Friday 26 October 2012
The headteacher of an academy has become the first to "fine" teachers for taking part in a nationwide work-to-rule – prompting a strike at the school yesterday.
Andrew Seager, head of the Stratford Academy in east London, said industrial action was jeopardising four years of improved GCSE exam results at the school. Since 2007, the number of pupils achieving five A* to C grades including maths and English has soared from 42 per cent to 62 per cent.

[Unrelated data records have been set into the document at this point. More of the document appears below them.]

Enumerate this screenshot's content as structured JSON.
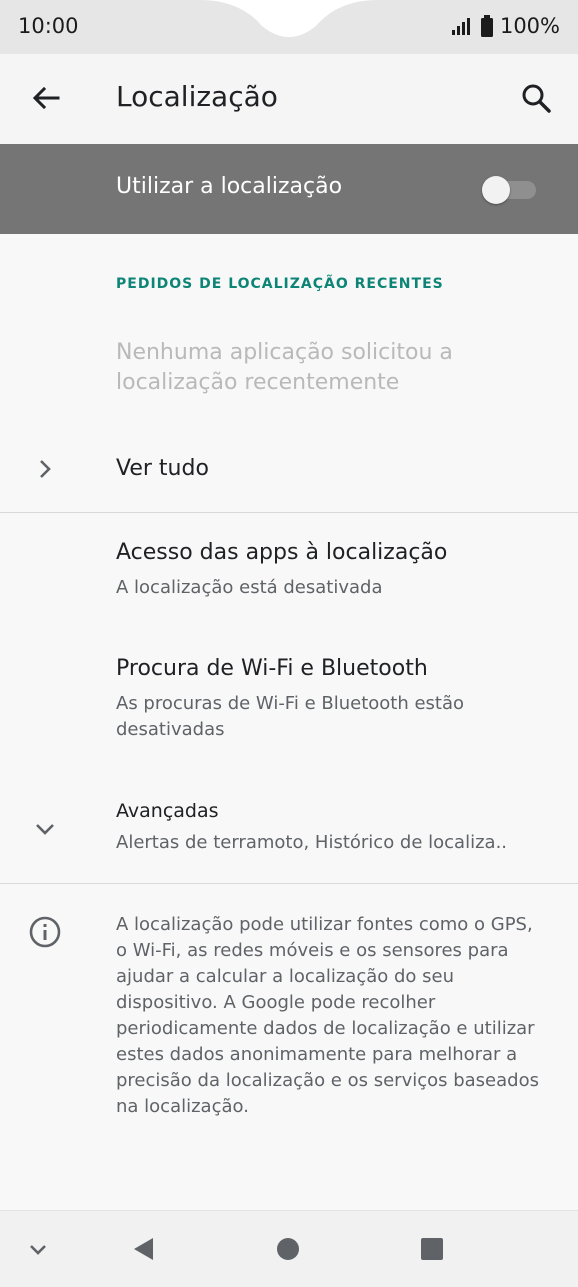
{
  "status_bar": {
    "time": "10:00",
    "battery": "100%",
    "icons": [
      "signal-icon",
      "battery-icon"
    ]
  },
  "app_bar": {
    "title": "Localização",
    "back_icon": "arrow-left-icon",
    "search_icon": "search-icon"
  },
  "master_switch": {
    "label": "Utilizar a localização",
    "enabled": false
  },
  "recent": {
    "header": "PEDIDOS DE LOCALIZAÇÃO RECENTES",
    "empty_message": "Nenhuma aplicação solicitou a localização recentemente",
    "see_all": "Ver tudo"
  },
  "settings": [
    {
      "title": "Acesso das apps à localização",
      "subtitle": "A localização está desativada"
    },
    {
      "title": "Procura de Wi-Fi e Bluetooth",
      "subtitle": "As procuras de Wi-Fi e Bluetooth estão desativadas"
    },
    {
      "title": "Avançadas",
      "subtitle": "Alertas de terramoto, Histórico de localiza.."
    }
  ],
  "info": {
    "text": "A localização pode utilizar fontes como o GPS, o Wi-Fi, as redes móveis e os sensores para ajudar a calcular a localização do seu dispositivo. A Google pode recolher periodicamente dados de localização e utilizar estes dados anonimamente para melhorar a precisão da localização e os serviços baseados na localização."
  },
  "nav_bar": {
    "icons": [
      "chevron-down-icon",
      "back-triangle-icon",
      "home-circle-icon",
      "recents-square-icon"
    ]
  },
  "colors": {
    "accent": "#0d8576",
    "master_bg": "#757575"
  }
}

Mr Seager attributes this to spot checks on teacher performance in the classroom and a new system of overseeing their lesson preparations – both of which had been hit by the teachers' work-to-rule. The action has also limited teachers' attendance at parents' evenings and affected invigilation at exams.
As a result of the action, governors decided to reduce teachers' salaries by 15 per cent, claiming breach of contract. Mr Seager said only 12 of the school's 65 staff had worked to rule.
Yesterday's strike by both the NUT and NASUWT was the first of six days of strike action planned by the unions. "We are teaching as many pupils as we can," said Mr Seager, "but some have had to stay at home."